Neue EU-Kommission: Korruptionsverdacht gegen belgischen Kommissionskandidaten

Im November will die neue EU-Kommission mit Ursula von der Leyen starten. Aber der von Belgien vorgesehene Kommissar muss sich kritischen Fragen stellen.

Der von der designierten EU-Kommissionschefin Ursula von der Leyen für das Thema Rechtsstaatlichkeit vorgeschlagene Kommissar Didier Reynders sieht sich nach belgischen Medienberichten mit Vorwürfen wegen Korruption und Geldwäsche konfrontiert.
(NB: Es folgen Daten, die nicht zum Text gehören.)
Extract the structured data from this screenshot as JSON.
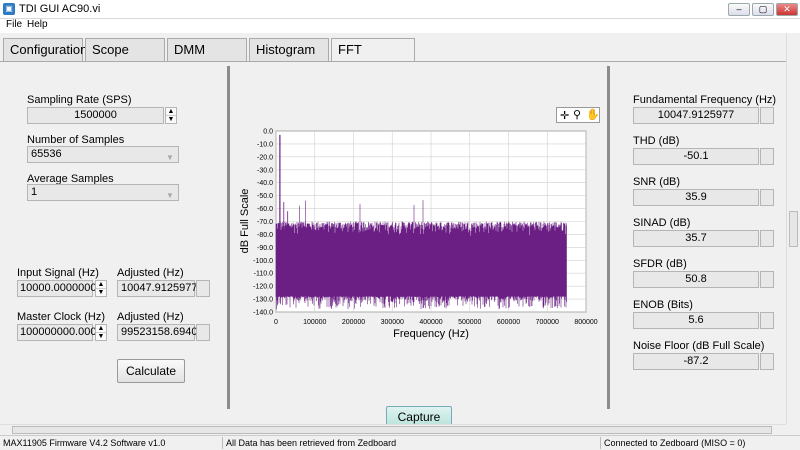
{
  "window": {
    "title": "TDI GUI AC90.vi",
    "icon": "vi-icon",
    "min_label": "‒",
    "max_label": "▢",
    "close_label": "✕"
  },
  "menu": {
    "items": [
      "File",
      "Help"
    ]
  },
  "tabs": [
    "Configuration",
    "Scope",
    "DMM",
    "Histogram",
    "FFT"
  ],
  "active_tab": "FFT",
  "left": {
    "sampling_rate": {
      "label": "Sampling Rate (SPS)",
      "value": "1500000"
    },
    "num_samples": {
      "label": "Number of Samples",
      "value": "65536"
    },
    "avg_samples": {
      "label": "Average Samples",
      "value": "1"
    },
    "input_signal": {
      "label": "Input Signal (Hz)",
      "value": "10000.0000000",
      "adjusted_label": "Adjusted (Hz)",
      "adjusted_value": "10047.9125977"
    },
    "master_clock": {
      "label": "Master Clock (Hz)",
      "value": "100000000.000",
      "adjusted_label": "Adjusted (Hz)",
      "adjusted_value": "99523158.6940"
    },
    "calculate_label": "Calculate"
  },
  "right": {
    "metrics": [
      {
        "label": "Fundamental Frequency (Hz)",
        "value": "10047.9125977"
      },
      {
        "label": "THD (dB)",
        "value": "-50.1"
      },
      {
        "label": "SNR (dB)",
        "value": "35.9"
      },
      {
        "label": "SINAD (dB)",
        "value": "35.7"
      },
      {
        "label": "SFDR (dB)",
        "value": "50.8"
      },
      {
        "label": "ENOB (Bits)",
        "value": "5.6"
      },
      {
        "label": "Noise Floor (dB Full Scale)",
        "value": "-87.2"
      }
    ]
  },
  "capture_label": "Capture",
  "status": {
    "left": "MAX11905 Firmware V4.2 Software v1.0",
    "middle": "All Data has been retrieved from Zedboard",
    "right": "Connected to Zedboard (MISO = 0)"
  },
  "chart_data": {
    "type": "line",
    "xlabel": "Frequency (Hz)",
    "ylabel": "dB Full Scale",
    "xlim": [
      0,
      800000
    ],
    "ylim": [
      -140,
      0
    ],
    "x_ticks": [
      0,
      100000,
      200000,
      300000,
      400000,
      500000,
      600000,
      700000,
      800000
    ],
    "y_ticks": [
      "0.0",
      "-10.0",
      "-20.0",
      "-30.0",
      "-40.0",
      "-50.0",
      "-60.0",
      "-70.0",
      "-80.0",
      "-90.0",
      "-100.0",
      "-110.0",
      "-120.0",
      "-130.0",
      "-140.0"
    ],
    "grid": true,
    "color": "#6b1f84",
    "fundamental": {
      "x": 10047.9,
      "y": -3
    },
    "noise_band": {
      "x_start": 0,
      "x_end": 750000,
      "typical_low": -128,
      "typical_high": -70,
      "peak_high": -59,
      "min_low": -138
    },
    "harmonics": [
      {
        "x": 20096,
        "y": -55
      },
      {
        "x": 30144,
        "y": -62
      }
    ],
    "toolbar_icons": [
      "crosshair-icon",
      "zoom-icon",
      "pan-icon"
    ]
  }
}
Damit gibt es kurz vor den Befragungen durch die EU-Parlamentarier Bedenken gegen ein weiteres Kommissionsmitglied von der Leyens.

Gegen Didier Reynders, der derzeit noch als Außenminister in der belgischen Interimsregierung tätig ist, wurde eine Vorermittlung durch die Staatsanwaltschaft eingeleitet, berichteten die Zeitungen „L‘Echo“ und „De Tijd“.

Enthüllungen, die angeblich von einem ehemaligen Geheimdienstmitarbeiter geleakt worden sind, zeigen Ungereimtheiten darüber auf, wie öffentliche Aufträge unter Reynders‘ Aufsicht vergeben wurden. Dazu gehört beispielsweise der Bau der belgischen Botschaft in Kinshasa, der Hauptstadt der Demokratischen Republik Kongo.

Reynders sagte noch am Sonntag, er habe bisher „keine Kenntnis von einer Untersuchung“. Seine Rechtsvertreter wollten jedoch so schnell wie möglich „Klarheit“ schaffen. Ein Sprecher des Ministers legte nahe, der ehemalige Agent wolle vermutlich versuchen, Reynders politischen Schaden zuzufügen. Im Rahmen der Vorermittlung wird entschieden, ob es genügend Beweise gibt, um den Minister oder andere beteiligte Personen anzuklagen.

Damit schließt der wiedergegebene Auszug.